Henry Roussell est une figure oubliée du cinéma muet français. Il mériterait pourtant d'être redécouvert car il est l'un des rares metteurs en scène de cette époque qui pouvait être aussi appelé un 'auteur' avant même que ce terme ait été créé. En effet, Henry Roussell, en plus d'être un excellent acteur, écrivait lui-même les scénarios de ses films et ceux-ci n'étaient pas de simples adaptations de romans ou de pièces de théâtre, mais des scénarios entièrement originaux. Ayant déjà pu voir plusieurs films d'Henry Roussell, j'ai toujours été conquise par sa capacité à faire vivre ses personnages dans leur milieu naturel, quel qu'il soit: dans L'Ile enchantée (1927), nous sommes en Corse où la tradition affronte la modernité alors qu'un barrage hydroélectrique est en construction, dans Violettes Impériales (1923), déjà avec Raquel Meller, une petite bouquetière de Séville devient la coqueluche de Paris sous le Second Empire et dans La Valse de l'adieu (1928), Chopin se souvient de sa jeunesse en Pologne. (Il faut d'ailleurs préciser que Violettes Impériales est bel et bien un scénario original de Roussell qui ne sera transformé en opérette qu'en 1948 par Vincent Scotto.) La variété des sujets abordés tranche avec les mélos mondains qui abondent dans le cinéma français des années 20. Avec cette Terre Promise, il nous fait revivre les ghettos juifs d'Europe de l'est, en Bessarabie (qui est maintenant la Moldavie). Avec un talent remarquable, il nous dresse le portrait de cette communauté qui vit dans le dénuement. Bien loin de recréer les stéréotypes juifs, les personnages sont complexes. D'un côté le rabbin Samuel vit au milieu de son peuple dans le dénuement, dans le plus grand respect des traditions, et de l'autre Moïse qui trouve que ces traditions sont surrannées et veut faire fortune coute que coute. Les deux filles du rabbin, l'aînée Esther et la cadette Lia sont également partagées dans leur acceptation des traditions. Esther aime la belle vie qu'elle découvre à Londres et se détourne du passé, alors que la plus jeune elle reste fidèle aux principes de justice de son père. Mais, Lia est amoureuse d'un 'gentil', André (A. Roanne), un fils d'aristocrate, qui n'appartient pas à la communauté. Elle devra faire un choix cornélien entre rester fidèle à sa famille ou partir pour toujours pour suivre l'homme qu'elle aime.

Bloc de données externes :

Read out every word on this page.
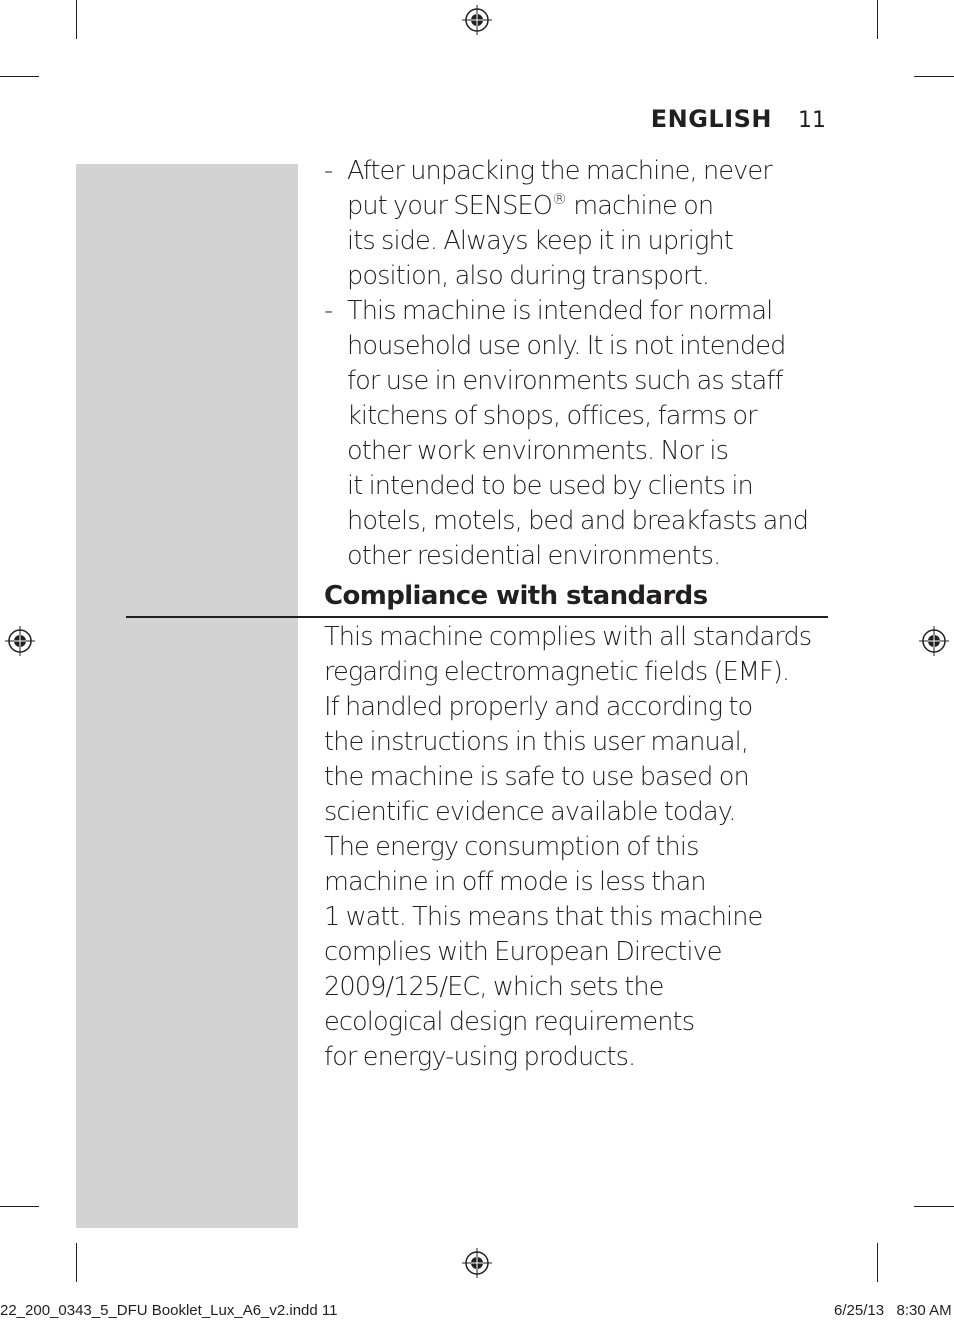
ENGLISH 11
- After unpacking the machine, never
put your SENSEO® machine on
its side. Always keep it in upright
position, also during transport.
- This machine is intended for normal
household use only. It is not intended
for use in environments such as staff
kitchens of shops, offices, farms or
other work environments. Nor is
it intended to be used by clients in
hotels, motels, bed and breakfasts and
other residential environments.
Compliance with standards
This machine complies with all standards
regarding electromagnetic fields (EMF).
If handled properly and according to
the instructions in this user manual,
the machine is safe to use based on
scientific evidence available today.
The energy consumption of this
machine in off mode is less than
1 watt. This means that this machine
complies with European Directive
2009/125/EC, which sets the
ecological design requirements
for energy-using products.
22_200_0343_5_DFU Booklet_Lux_A6_v2.indd 11	6/25/13   8:30 AM
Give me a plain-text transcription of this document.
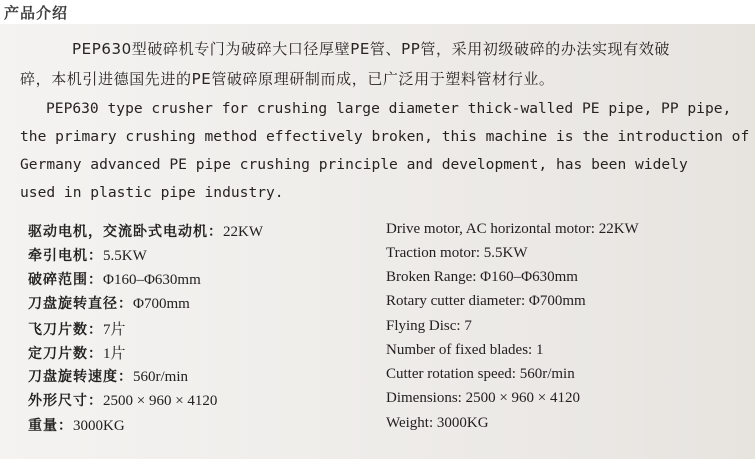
产品介绍
PEP630型破碎机专门为破碎大口径厚壁PE管、PP管，采用初级破碎的办法实现有效破
碎，本机引进德国先进的PE管破碎原理研制而成，已广泛用于塑料管材行业。
PEP630 type crusher for crushing large diameter thick-walled PE pipe, PP pipe,
the primary crushing method effectively broken, this machine is the introduction of
Germany advanced PE pipe crushing principle and development, has been widely
used in plastic pipe industry.
驱动电机，交流卧式电动机：22KW
牵引电机：5.5KW
破碎范围：Φ160–Φ630mm
刀盘旋转直径：Φ700mm
飞刀片数：7片
定刀片数：1片
刀盘旋转速度：560r/min
外形尺寸：2500 × 960 × 4120
重量：3000KG
Drive motor, AC horizontal motor: 22KW
Traction motor: 5.5KW
Broken Range: Φ160–Φ630mm
Rotary cutter diameter: Φ700mm
Flying Disc: 7
Number of fixed blades: 1
Cutter rotation speed: 560r/min
Dimensions: 2500 × 960 × 4120
Weight: 3000KG
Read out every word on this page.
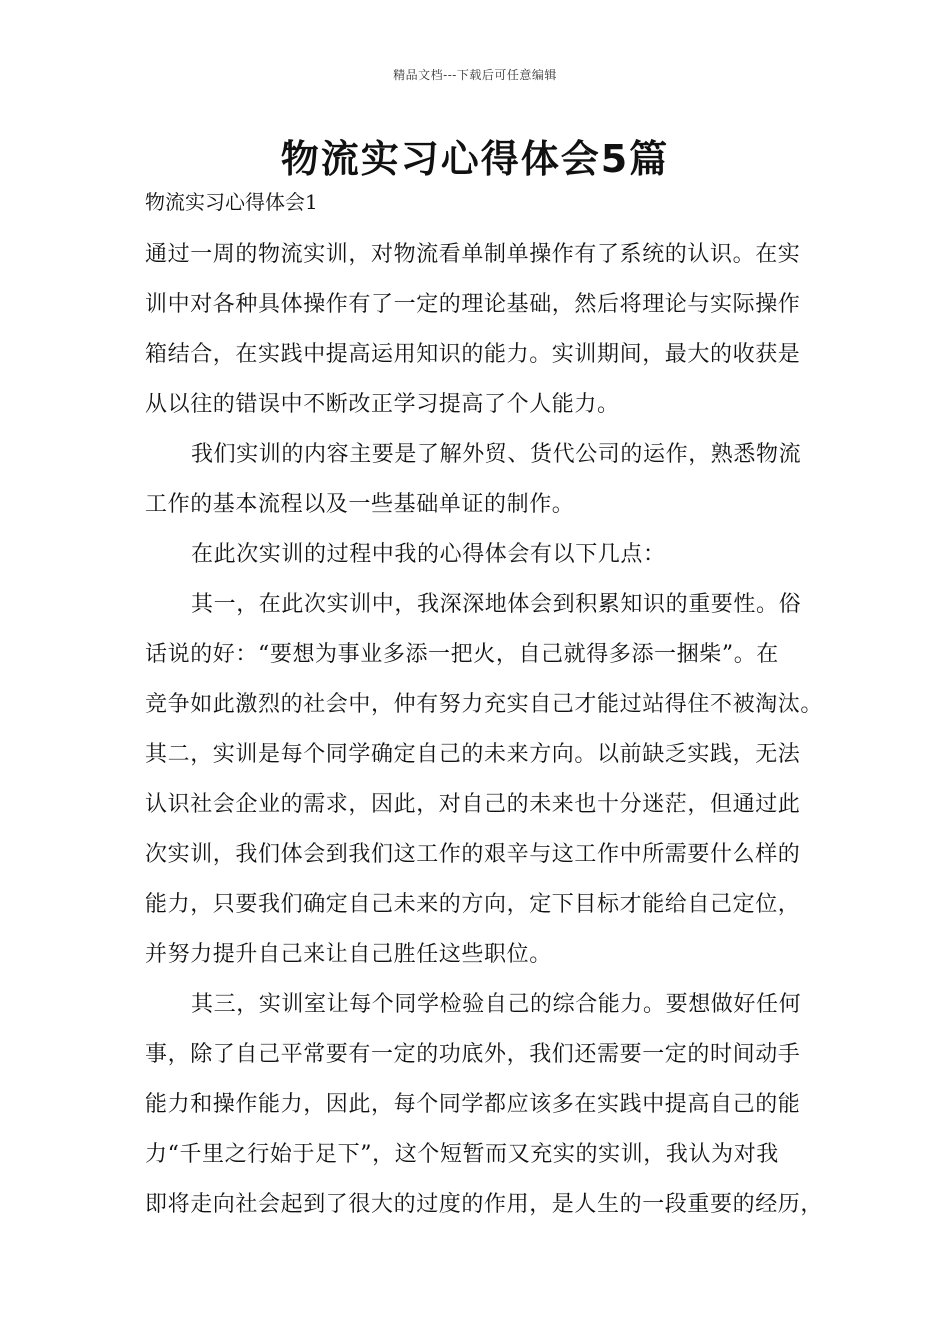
精品文档---下载后可任意编辑
物流实习心得体会5篇

物流实习心得体会1

通过一周的物流实训，对物流看单制单操作有了系统的认识。在实
训中对各种具体操作有了一定的理论基础，然后将理论与实际操作
箱结合，在实践中提高运用知识的能力。实训期间，最大的收获是
从以往的错误中不断改正学习提高了个人能力。
我们实训的内容主要是了解外贸、货代公司的运作，熟悉物流
工作的基本流程以及一些基础单证的制作。
在此次实训的过程中我的心得体会有以下几点：
其一，在此次实训中，我深深地体会到积累知识的重要性。俗
话说的好：“要想为事业多添一把火，自己就得多添一捆柴”。在
竞争如此激烈的社会中，仲有努力充实自己才能过站得住不被淘汰。
其二，实训是每个同学确定自己的未来方向。以前缺乏实践，无法
认识社会企业的需求，因此，对自己的未来也十分迷茫，但通过此
次实训，我们体会到我们这工作的艰辛与这工作中所需要什么样的
能力，只要我们确定自己未来的方向，定下目标才能给自己定位，
并努力提升自己来让自己胜任这些职位。
其三，实训室让每个同学检验自己的综合能力。要想做好任何
事，除了自己平常要有一定的功底外，我们还需要一定的时间动手
能力和操作能力，因此，每个同学都应该多在实践中提高自己的能
力“千里之行始于足下”，这个短暂而又充实的实训，我认为对我
即将走向社会起到了很大的过度的作用，是人生的一段重要的经历，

Les deux soeurs sont jouées par Raquel Meller et sa soeur Tina (créditée sous le nom de Tina de Izarduy) ce qui renforce la crédibilité de leur affrontement. En effet, elles sont toutes deux amoureuses du même homme, et Esther ne reculera devant rien pour se venger de sa soeur et de sa communauté. Le film culmine alors que les travailleurs des champs pétrolifères décident de mettre le feu aux puits. Esther les incite à la violence raciale en attisant les rancoeurs entre juif et non-juif. Henry Roussel montre une grande habilité à la construction de son récit entre rivalité amoureuse et histoire sociale. Il est aussi un metteur en scène habile qui sait créer une atmosphère aussi bien pour une scène intime que pour une émeute. Il y a une superbe séquence sous une pluie battante où André va partir, désespéré d'être abandonné par celle qu'il aime. Il est rejoint par Esther qui se jette à son cou, lui avouant ses sentiments longtemps refoulés. Esther dégage exactement la sensualité rebelle de son personnage, accentuée par l'averse. Le début du film nous montre la cérémonie de la Pâques juive où un verre de vin est servi pour le Prophète Elie. Puis, on ouvre symboliquement la porte pour le laisser entrer. La petite Lia, qui va ouvrir cette porte au début, se méprend en voyant un petit garçon tout de blanc vêtu dans la rue et le prend pour le prophète. La cérémonie se répète 13 ans plus tard, Lia ouvre la porte, le petit garçon est maintenant André, son amoureux qui l'attend dehors. Elle va lui rendre sa bague, lui signifiant qu'elle ne peut quitter le giron familial. On ne peut que louer les interprètes du film, des soeurs Meller, à leur meilleur, à un jeune Pierre Blanchar qui joue un rôle secondaire en jeune frère destiné au rabbinat. L'opérateur Jules Kruger fait merveille avec de superbes intérieurs contrastés. La copie restaurée en 1987 semble malheureusement incomplète. Il semble que le prologue était nettement plus long que ce qu'il en reste, si on en croit les synopsis d'époque. Néanmoins, cette Terre Promise reste un film passionnant.